Functional Analysis of Two Novel DNA Repair Factors, Metnase and Pso4

Abstract

Metnase is a novel bifunctional protein that contains a SET domain and a transposase domain. Metnase contains sequence-specific DNA binding activity and sequence non-specific DNA cleavage activity, as well as enhances genomic integration of exogenous DNA. Although Metnase can bind specifically to DNA sequences containing a core Terminal Inverted Repeat sequence, this does not explain how the protein could function at sites of DNA damage. Through immunoprecipitation and gel shift assays, I have identified the Pso4 protein as a binding partner of Metnase both in vitro and in vivo.
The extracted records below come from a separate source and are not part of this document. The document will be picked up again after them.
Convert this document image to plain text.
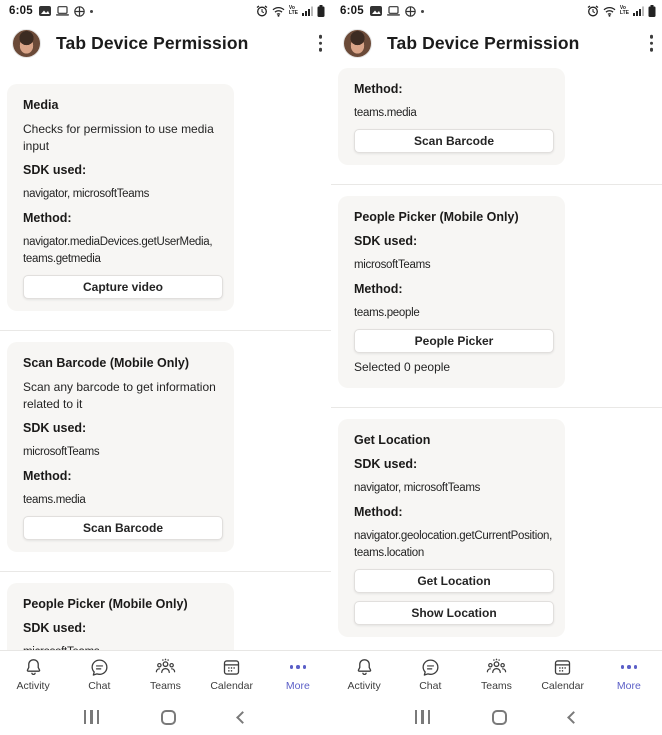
6:05	Vo
LTE
Tab Device Permission
Media
Checks for permission to use media input
SDK used:
navigator, microsoftTeams
Method:
navigator.mediaDevices.getUserMedia, teams.getmedia
Capture video
Scan Barcode (Mobile Only)
Scan any barcode to get information related to it
SDK used:
microsoftTeams
Method:
teams.media
Scan Barcode
People Picker (Mobile Only)
SDK used:
Activity	Chat	Teams	Calendar	More
6:05	Vo
LTE
Tab Device Permission
Method:
teams.media
Scan Barcode
People Picker (Mobile Only)
SDK used:
microsoftTeams
Method:
teams.people
People Picker
Selected 0 people
Get Location
SDK used:
navigator, microsoftTeams
Method:
navigator.geolocation.getCurrentPosition, teams.location
Get Location
Show Location
Activity	Chat	Teams	Calendar	More
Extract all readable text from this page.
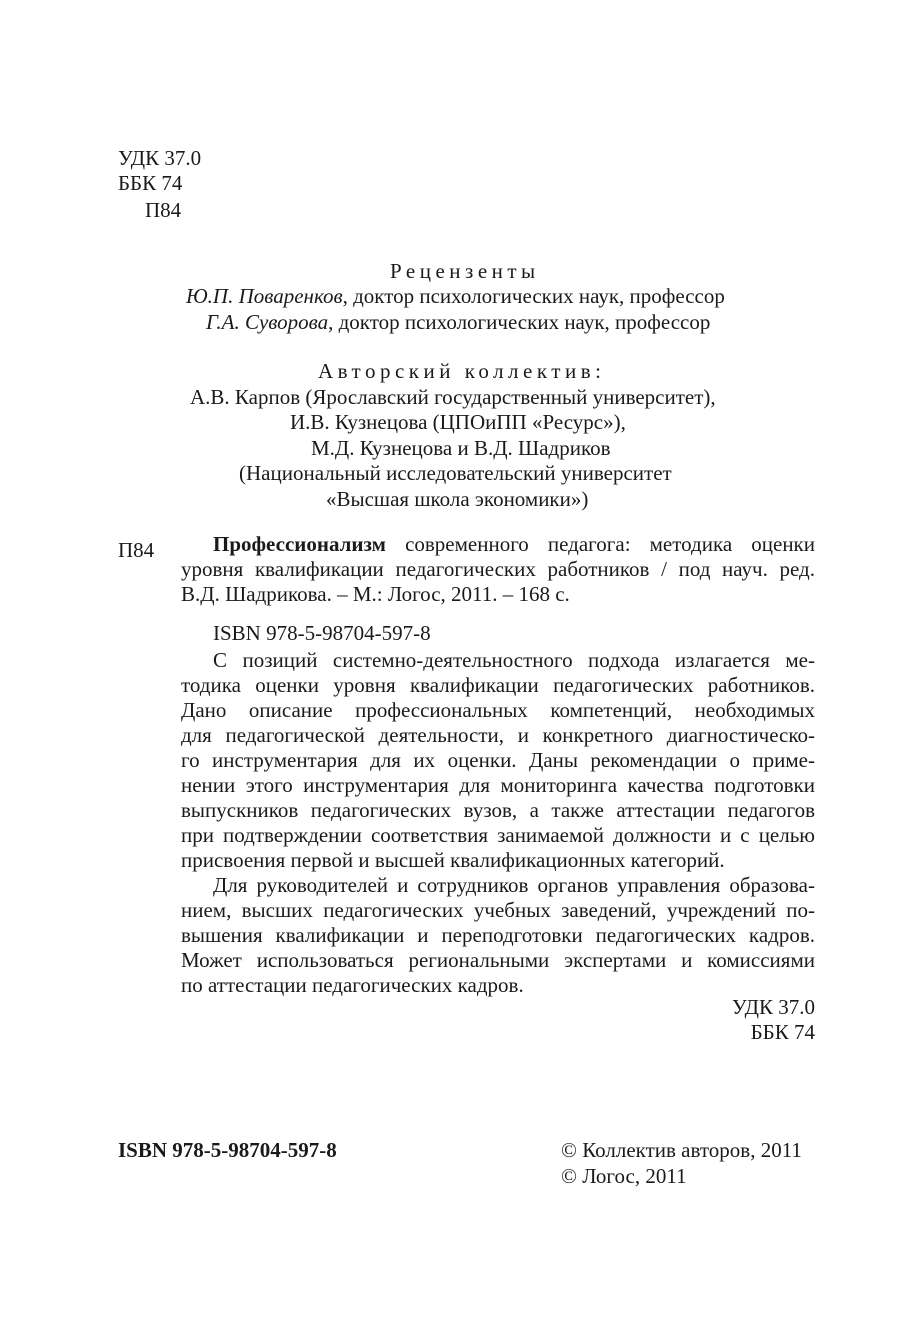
УДК 37.0
ББК 74
П84
Рецензенты
Ю.П. Поваренков, доктор психологических наук, профессор
Г.А. Суворова, доктор психологических наук, профессор
Авторский коллектив:
А.В. Карпов (Ярославский государственный университет),
И.В. Кузнецова (ЦПОиПП «Ресурс»),
М.Д. Кузнецова и В.Д. Шадриков
(Национальный исследовательский университет
«Высшая школа экономики»)
П84	Профессионализм современного педагога: методика оценки
уровня квалификации педагогических работников / под науч. ред.
В.Д. Шадрикова. – М.: Логос, 2011. – 168 с.
ISBN 978-5-98704-597-8
С позиций системно-деятельностного подхода излагается ме-
тодика оценки уровня квалификации педагогических работников.
Дано описание профессиональных компетенций, необходимых
для педагогической деятельности, и конкретного диагностическо-
го инструментария для их оценки. Даны рекомендации о приме-
нении этого инструментария для мониторинга качества подготовки
выпускников педагогических вузов, а также аттестации педагогов
при подтверждении соответствия занимаемой должности и с целью
присвоения первой и высшей квалификационных категорий.
Для руководителей и сотрудников органов управления образова-
нием, высших педагогических учебных заведений, учреждений по-
вышения квалификации и переподготовки педагогических кадров.
Может использоваться региональными экспертами и комиссиями
по аттестации педагогических кадров.
УДК 37.0
ББК 74
ISBN 978-5-98704-597-8	© Коллектив авторов, 2011
© Логос, 2011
Pso4 is essential for cell survival in yeast, and cells containing a mutation in Pso4 show increased sensitivity to DNA cross-linking agents. In addition, the protein has sequence-independent DNA binding activity, favoring double-stranded DNA over single-stranded DNA. I demonstrated that the two proteins form a 1:1 stochiometric complex, and once formed, Metnase can localize to DNA damage foci as shown by knockdown of Pso4 protein using in vivo immunofluorescence. In conclusion, this shows that Metnase plays an indispensable role in DNA end joining, possibly through its cleavage activity and association with DNA Ligase IV.